Stats Flashcards
(37 cards)
Nominal data
are classified into mutually exclusive groups or categories and lack intrinsic order. A zoning classification, social security number, and sex are examples of nominal data. The label of the categories does not matter and should not imply any order. So, even if one category might be labeled as 1 and the other as 2, those labels can be switched.
Ordinal data
are ordered categories implying a ranking of the observations. Even though ordinal data may be given numerical values, such as 1, 2, 3, 4, the values themselves are meaningless, only the rank counts. So, even though one might be tempted to infer that 4 is twice 2, this is not correct. Examples of ordinal data are letter grades, suitability for development, and response scales on a survey (e.g., 1 through 5).
Interval data
is data that has an ordered relationship where the difference between the scales has a meaningful interpretation. The typical example of interval data is temperature, where the difference between 40 and 30 degrees is the same as between 30 and 20 degrees, but 20 degrees is not twice as cold as 40 degrees.
Ratio data
is the gold standard of measurement, where both absolute and relative differences have a meaning. The classic example of ratio data is a distance measure, where the difference between 40 and 30 miles is the same as the difference between 30 and 20 miles, and in addition, 40 miles is twice as far as 20 miles.
Continuous variables
can take an infinite number of values, both positive and negative, and with as fine a degree of precision as desired. Most measurements in the physical sciences yield continuous variables.
Discrete variables
can only take on a finite number of distinct values. An example is the count of the number of events, such as the number of accidents per month. Such counts cannot be negative, and only take on integer values, such as 1, 28, or 211.
binary or dichotomous variables
only take on two values, typically coded as 0 and 1.
Descriptive Statistics
describe the characteristics of the distribution of values in a population or in a sample. For example, a descriptive statistic such as the mean could be applied to the age distribution in the population of AICP exam takers, providing a summary measure of central tendency (e.g., “on average, AICP test takers in 2018 are 30 years old”).
Inferential Statistics
use probability theory to determine characteristics of a population based on observations made on a sample from that population. We infer things about the population based on what is observed in the sample. For example, we could take a sample of 25 test takers and use their average age to say something about the mean age of all the test takers.
Distribution
is the overall shape of all observed data. It can be listed as an ordered table, or graphically represented by a histogram or density plot. A histogram groups observations in bins represented as a bar chart. A density plot is a smooth curve.
range
the difference between the largest and the smallest value.

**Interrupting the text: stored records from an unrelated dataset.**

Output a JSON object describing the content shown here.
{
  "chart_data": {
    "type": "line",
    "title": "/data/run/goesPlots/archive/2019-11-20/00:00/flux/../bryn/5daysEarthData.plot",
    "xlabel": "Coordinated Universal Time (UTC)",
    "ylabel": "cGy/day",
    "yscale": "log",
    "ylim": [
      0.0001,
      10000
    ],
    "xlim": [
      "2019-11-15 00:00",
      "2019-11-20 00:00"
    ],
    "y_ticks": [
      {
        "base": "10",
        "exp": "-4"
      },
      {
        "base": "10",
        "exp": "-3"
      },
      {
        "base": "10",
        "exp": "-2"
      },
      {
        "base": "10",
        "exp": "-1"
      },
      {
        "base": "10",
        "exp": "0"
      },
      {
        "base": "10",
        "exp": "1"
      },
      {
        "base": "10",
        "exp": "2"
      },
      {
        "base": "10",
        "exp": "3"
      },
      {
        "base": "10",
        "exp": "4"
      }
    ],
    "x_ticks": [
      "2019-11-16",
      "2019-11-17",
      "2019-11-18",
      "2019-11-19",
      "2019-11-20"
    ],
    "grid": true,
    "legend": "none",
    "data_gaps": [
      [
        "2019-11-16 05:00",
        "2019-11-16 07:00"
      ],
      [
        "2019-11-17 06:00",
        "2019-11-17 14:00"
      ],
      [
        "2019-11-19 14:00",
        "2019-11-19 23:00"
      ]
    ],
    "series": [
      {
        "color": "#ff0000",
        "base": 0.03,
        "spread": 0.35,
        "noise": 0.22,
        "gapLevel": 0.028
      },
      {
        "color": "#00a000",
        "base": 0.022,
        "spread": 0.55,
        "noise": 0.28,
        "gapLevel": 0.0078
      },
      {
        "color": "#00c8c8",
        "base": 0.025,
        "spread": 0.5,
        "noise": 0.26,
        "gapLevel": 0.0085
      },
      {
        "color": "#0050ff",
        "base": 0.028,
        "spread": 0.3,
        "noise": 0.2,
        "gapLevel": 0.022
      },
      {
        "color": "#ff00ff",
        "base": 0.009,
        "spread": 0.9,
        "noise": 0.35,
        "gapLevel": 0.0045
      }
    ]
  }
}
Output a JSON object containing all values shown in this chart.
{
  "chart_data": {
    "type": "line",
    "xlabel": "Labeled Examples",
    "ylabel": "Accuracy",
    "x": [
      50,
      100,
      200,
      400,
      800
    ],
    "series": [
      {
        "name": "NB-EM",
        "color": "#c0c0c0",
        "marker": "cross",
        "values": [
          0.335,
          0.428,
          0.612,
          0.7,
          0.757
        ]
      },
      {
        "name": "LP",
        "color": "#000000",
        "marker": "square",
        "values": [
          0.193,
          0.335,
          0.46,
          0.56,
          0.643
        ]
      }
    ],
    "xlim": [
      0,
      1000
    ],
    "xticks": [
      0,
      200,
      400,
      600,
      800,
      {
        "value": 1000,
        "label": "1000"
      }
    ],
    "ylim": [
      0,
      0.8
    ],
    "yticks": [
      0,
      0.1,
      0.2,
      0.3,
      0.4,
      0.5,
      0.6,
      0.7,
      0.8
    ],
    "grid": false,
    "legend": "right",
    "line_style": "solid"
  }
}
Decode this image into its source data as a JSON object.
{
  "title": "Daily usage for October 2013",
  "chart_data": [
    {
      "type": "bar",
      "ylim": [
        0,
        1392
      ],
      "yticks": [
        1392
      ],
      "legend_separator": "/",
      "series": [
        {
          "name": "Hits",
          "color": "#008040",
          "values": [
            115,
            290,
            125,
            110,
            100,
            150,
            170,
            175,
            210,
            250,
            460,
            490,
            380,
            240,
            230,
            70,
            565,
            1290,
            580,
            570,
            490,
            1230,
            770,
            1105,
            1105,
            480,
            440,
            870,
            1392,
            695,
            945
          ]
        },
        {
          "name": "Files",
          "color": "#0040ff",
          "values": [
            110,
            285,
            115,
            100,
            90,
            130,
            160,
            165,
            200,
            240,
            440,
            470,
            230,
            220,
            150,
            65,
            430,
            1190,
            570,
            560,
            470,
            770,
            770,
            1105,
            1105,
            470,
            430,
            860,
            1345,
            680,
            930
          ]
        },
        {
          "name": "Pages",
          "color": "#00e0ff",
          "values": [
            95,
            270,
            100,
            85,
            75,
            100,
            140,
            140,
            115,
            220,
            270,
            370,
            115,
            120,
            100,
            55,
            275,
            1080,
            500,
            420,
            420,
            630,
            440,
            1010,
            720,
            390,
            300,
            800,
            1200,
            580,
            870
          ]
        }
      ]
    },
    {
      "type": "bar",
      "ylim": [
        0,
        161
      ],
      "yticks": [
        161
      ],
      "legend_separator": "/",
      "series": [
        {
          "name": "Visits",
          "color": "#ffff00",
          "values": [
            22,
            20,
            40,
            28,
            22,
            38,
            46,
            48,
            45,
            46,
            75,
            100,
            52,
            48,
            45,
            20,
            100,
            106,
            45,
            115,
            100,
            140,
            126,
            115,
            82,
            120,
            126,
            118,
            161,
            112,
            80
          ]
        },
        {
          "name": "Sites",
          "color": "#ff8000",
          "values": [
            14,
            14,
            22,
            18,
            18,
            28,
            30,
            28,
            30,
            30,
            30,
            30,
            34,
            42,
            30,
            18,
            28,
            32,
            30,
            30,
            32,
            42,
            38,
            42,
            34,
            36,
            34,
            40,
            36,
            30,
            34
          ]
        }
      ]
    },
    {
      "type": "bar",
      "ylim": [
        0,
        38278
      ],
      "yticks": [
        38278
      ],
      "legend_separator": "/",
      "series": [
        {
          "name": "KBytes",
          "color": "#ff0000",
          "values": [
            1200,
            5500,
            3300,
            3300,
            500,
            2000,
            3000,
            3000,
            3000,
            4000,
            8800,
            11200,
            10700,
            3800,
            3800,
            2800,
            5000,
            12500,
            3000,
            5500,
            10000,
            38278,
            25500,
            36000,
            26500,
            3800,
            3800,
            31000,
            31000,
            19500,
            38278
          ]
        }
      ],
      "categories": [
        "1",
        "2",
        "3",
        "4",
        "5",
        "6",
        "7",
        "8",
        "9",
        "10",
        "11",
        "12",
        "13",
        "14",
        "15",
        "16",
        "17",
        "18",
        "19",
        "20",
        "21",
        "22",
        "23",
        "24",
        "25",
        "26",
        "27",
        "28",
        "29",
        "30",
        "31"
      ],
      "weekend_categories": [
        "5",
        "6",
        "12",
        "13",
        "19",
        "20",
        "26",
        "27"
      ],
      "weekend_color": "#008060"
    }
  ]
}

Normal or Gaussian distribution
also referred to as the bell curve. This distribution is symmetric and has the additional property that the spread around the mean can be related to the proportion of observations. More specifically, 95% of the observations that follow a normal distribution are within two standard deviations from the mean
Symmetric distribution
is one where an equal number of observations are below and above the mean (e.g., this is the case for the normal distribution).
An asymmetric distribution
where there are either more observations below the mean or more above the mean is also called skewed.
Skewed to the right
when the bulk of the values are above the mean. This tends to happen when the distribution is dominated by a few very large values (outliers)
Skewed to the left
where small values (such as zero) pull the distribution to the left
Central tendency
is a typical or representative value for the distribution of observed values. There are several ways to measure central tendency, including mean, median, and mode. The central tendency can be applied to the population as a whole, or to a sample from the population. In a descriptive sense, it can be applied to any collection of data.
Mean
is the average of a distribution. It is computed by adding up the values and dividing by the number of observations.
Weighted mean
is when there is a greater importance placed on specific entries or when representative values are used for groups of observations. For example, when computing a measure for the mean income among a number of counties, the value for each county could be multiplied by the number of people of the county, yielding a population-weighted mean. The mean is appropriate for interval and ratio scaled data, but not for ordinal or nominal data.
Median
is the middle value of a ranked distribution. The median is the only suitable measure of central tendency for ordinal data, but it can also be applied to interval and ratio scale data after they are converted to ranked values.
Mode
is the most frequent number in a distribution. There can be more than one mode for distribution. For example, the modes of [1, 2, 3, 3, 5, 6, 7, 7] are 3 and 7. The mode is the only measure of central tendency that can be used for nominal data, but it can also be applied to interval and ratio scale data.
Standard deviation
Square root of the variance. The standard deviation is in the same units as the original variable and is therefore often preferred.
Variance
the average squared deviation from the mean. A larger variance means a greater spread around the mean (flatter distribution), a smaller variance a narrower spread (a spikier distribution).
Coefficient of Variation
Which measures the relative dispersion from the mean by taking the standard deviation and dividing by the mean.